Don't cache after only top-priority effects; post-filter instead

tavinathanson commented 7 years ago

Oof, I found what seems to be a gnarly bug in Cohorts. It shouldn't impact any conclusions we've made, but it does impacts effect/variant-with-effect counts.

Notebook with example: https://github.com/hammerlab/bladder-analyses/blob/master/analyses/notebooks/Surfacing%20a%20load_effects%20bug%20in%20Cohorts.ipynb

Up until this PR, we never saved all effects; only the top-priority effects. Currently, we do save all effects, but usually we only use the top-priority effects.

What if we have a Substitution that is lower priority than another effect, but we end up filtering to just Substitutions? I ran into this while trying to generate all missense SNVs in the bladder cohort ( (and verify # == missense_snv_count) for Alex S.

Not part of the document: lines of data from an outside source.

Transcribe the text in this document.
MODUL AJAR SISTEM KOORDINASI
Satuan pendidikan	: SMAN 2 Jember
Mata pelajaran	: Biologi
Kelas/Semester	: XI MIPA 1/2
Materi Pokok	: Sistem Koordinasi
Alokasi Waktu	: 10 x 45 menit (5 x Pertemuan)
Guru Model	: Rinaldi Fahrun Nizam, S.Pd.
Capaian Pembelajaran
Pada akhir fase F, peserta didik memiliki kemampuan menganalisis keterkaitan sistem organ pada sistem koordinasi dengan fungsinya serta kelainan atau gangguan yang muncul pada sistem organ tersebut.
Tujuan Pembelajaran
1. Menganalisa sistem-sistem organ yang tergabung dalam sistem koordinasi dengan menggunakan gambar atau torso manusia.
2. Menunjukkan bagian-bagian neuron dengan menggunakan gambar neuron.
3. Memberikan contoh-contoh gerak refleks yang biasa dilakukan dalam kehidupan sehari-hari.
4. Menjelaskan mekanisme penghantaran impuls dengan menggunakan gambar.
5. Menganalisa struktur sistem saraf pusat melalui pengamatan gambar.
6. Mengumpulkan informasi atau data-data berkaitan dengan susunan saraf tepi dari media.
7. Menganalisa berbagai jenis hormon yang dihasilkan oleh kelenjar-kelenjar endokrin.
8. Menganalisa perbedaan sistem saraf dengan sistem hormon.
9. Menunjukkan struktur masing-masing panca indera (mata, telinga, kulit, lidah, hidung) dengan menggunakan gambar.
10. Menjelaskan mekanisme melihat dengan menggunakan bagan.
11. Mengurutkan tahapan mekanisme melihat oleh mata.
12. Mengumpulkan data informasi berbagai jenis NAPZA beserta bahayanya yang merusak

Note: I could see an argument for this not being a bug in some scenarios, when we only care about the top priority effect.

The solution seems clear: we need to apply top-priority filtering as a post-filter rather than caching it.

tavinathanson commented 7 years ago

The good news is that missense_* and nonsynonymous_* functions use only_nonsynonymous=True, which is cached separately and helps a lot (it filters by priority after filtering by silent/noncoding).

This bug could explain why we sometimes find discrepancies between functions that should be equivalent.

tavinathanson commented 7 years ago

Oops, this is worse than I thought. https://github.com/hammerlab/cohorts/pull/165 made it so only_nonsynonymous uses the effect collection that was previously filtered to top priority, and then filters further. That is definitely wrong.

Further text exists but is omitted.